UCB’s stock has soared on the news that the Belgian firm’s epilepsy drug Vimpat has been given the green light by US regulators.

The US Food and Drug Administration has approved Vimpat (lacosamide) for use as an add-on therapy for the treatment of partial-onset seizures in people with epilepsy who are 17 and older. The approval is based on one Phase II and two Phase III trials of 1,300 people and before adding Vimpat, patients experienced a median baseline seizure frequency ranging from 10 to 17 seizures per month, despite being on one to three other antiepileptics; 45.2% of patients had previously tried seven or more AEDs to control their seizures.

In the studies, patients randomised to Vimpat had their seizures reduced by half and experienced reductions in median seizure frequency at rates that were significantly greater than those in placebo groups. In preclinical studies, Vimpat has been shown to bind to the collapsin response mediator protein-2, an important target that affects the way that nerves differentiate and grow. However, the precise nature of the interaction between the drug and CRMP-2 and between the latter and seizure control is not known.

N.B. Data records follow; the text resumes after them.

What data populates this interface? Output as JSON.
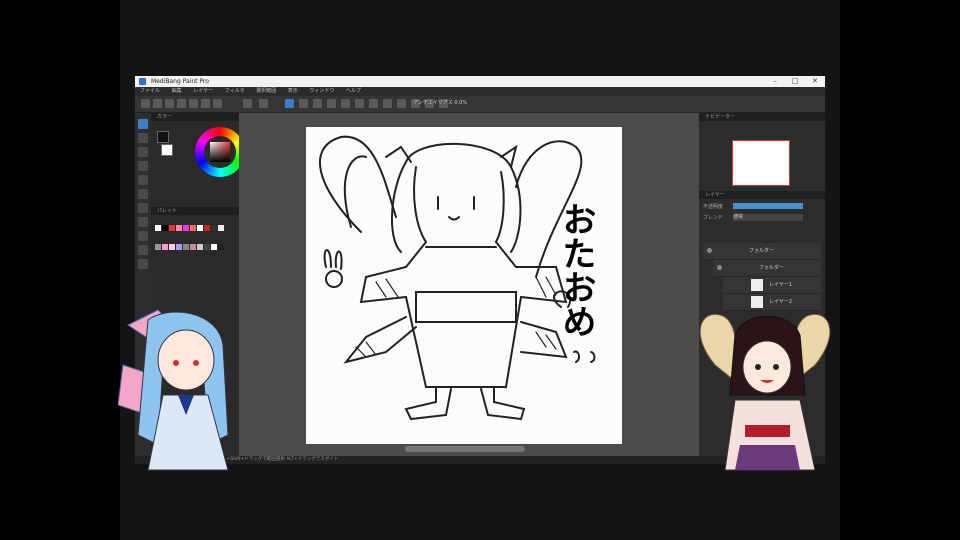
{
  "window": {
    "title": "MediBang Paint Pro",
    "menu": [
      "ファイル",
      "編集",
      "レイヤー",
      "フィルタ",
      "選択範囲",
      "表示",
      "ウィンドウ",
      "ヘルプ"
    ],
    "toolbar_text": "アンチエイリアス 0.0%"
  },
  "panels": {
    "color": "カラー",
    "palette": "パレット",
    "navigator": "ナビゲーター",
    "layer": "レイヤー",
    "opacity": "不透明度",
    "blend": "ブレンド",
    "blend_value": "通常"
  },
  "layers": [
    {
      "name": "フォルダー"
    },
    {
      "name": "フォルダー"
    },
    {
      "name": "レイヤー1"
    },
    {
      "name": "レイヤー2"
    }
  ],
  "canvas": {
    "vertical_text": "おたおめ"
  },
  "status_text": "CTRL+Shift+ドラッグで範囲選択 ALT+ドラッグでスポイト",
  "colors": {
    "accent": "#3d7fc7",
    "toolbar": "#353535",
    "canvas_bg": "#4c4c4c"
  }
}
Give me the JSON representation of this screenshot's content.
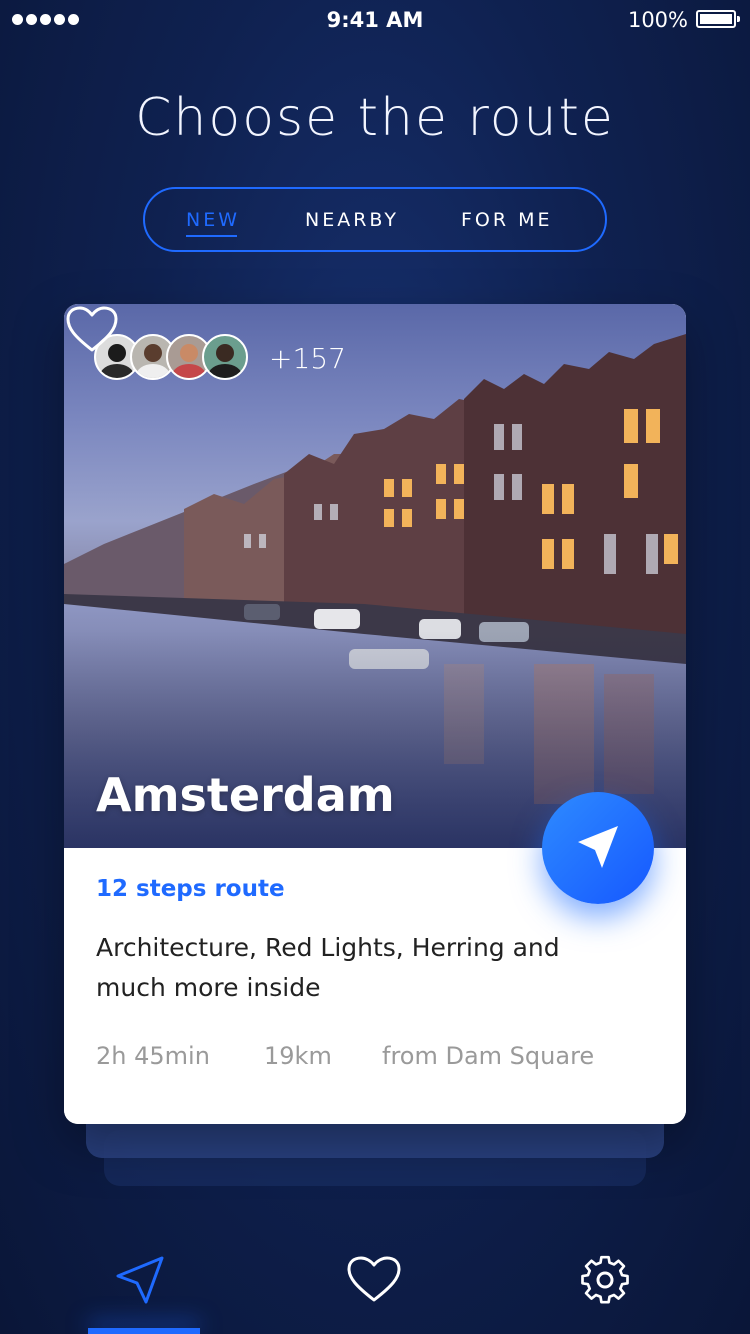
{
  "status_bar": {
    "time": "9:41 AM",
    "battery": "100%"
  },
  "header": {
    "title": "Choose the route"
  },
  "tabs": [
    {
      "label": "NEW",
      "active": true
    },
    {
      "label": "NEARBY",
      "active": false
    },
    {
      "label": "FOR ME",
      "active": false
    }
  ],
  "card": {
    "followers_extra": "+157",
    "city": "Amsterdam",
    "steps_label": "12 steps route",
    "description": "Architecture, Red Lights, Herring and much more inside",
    "duration": "2h 45min",
    "distance": "19km",
    "start": "from Dam Square",
    "favorite_icon": "heart-outline-icon",
    "go_icon": "navigation-arrow-icon"
  },
  "bottom_nav": [
    {
      "icon": "navigation-arrow-icon",
      "active": true
    },
    {
      "icon": "heart-icon",
      "active": false
    },
    {
      "icon": "gear-icon",
      "active": false
    }
  ],
  "colors": {
    "accent": "#1f6aff",
    "background": "#0f2150"
  }
}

Lead investigator Steven Chung at the Barrow Neurological Institute in Phoenix said that “Vimpat is unique because it works unlike any other antiepileptic drug that is currently available”. He added that it should be considered for patients who have uncontrolled seizures with their current treatment regimen, “no matter how many previous AEDS they've tried”.

Vimpat, which is approved in Europe and was recently launched in the UK and Germany, is seen as a vital element in plugging the gap in sales facing UCB from the loss of patent protection on the allergy drug Zyrtec (cetirizine) last year and the antiepileptic Keppra (levetiracetam) in the near future.

However hopes are high that Vimpat could follow Keppra and become a blockbuster. The scientific community is also impressed with the compound according to its reaction to data presented at the European Congress on Epileptology in Berlin last month.

At the meeting in Germany, Elinor Ben-Menachem at the Institute for Clinical Neurosciences at the Sahlgrenska Academy in Gothenburg, Sweden, said that the pharmacokinetic profile of Vimpat is excellent. Lacosamide was completely absorbed in trials and can also be used with a wide range of other drugs patients may be taking for other conditions, such as metformin for diabetes, digoxin for herart failure and oral contraceptives.

Prof Menachem told PharmaTimes World News that the side effect profile of Vimpat is excellent and another advantage is that Vimpat will be available in three formulations – tablets, syrup and an intravenous injection. This is important especially in a hospital setting where patients in seizure need alternatives for administration.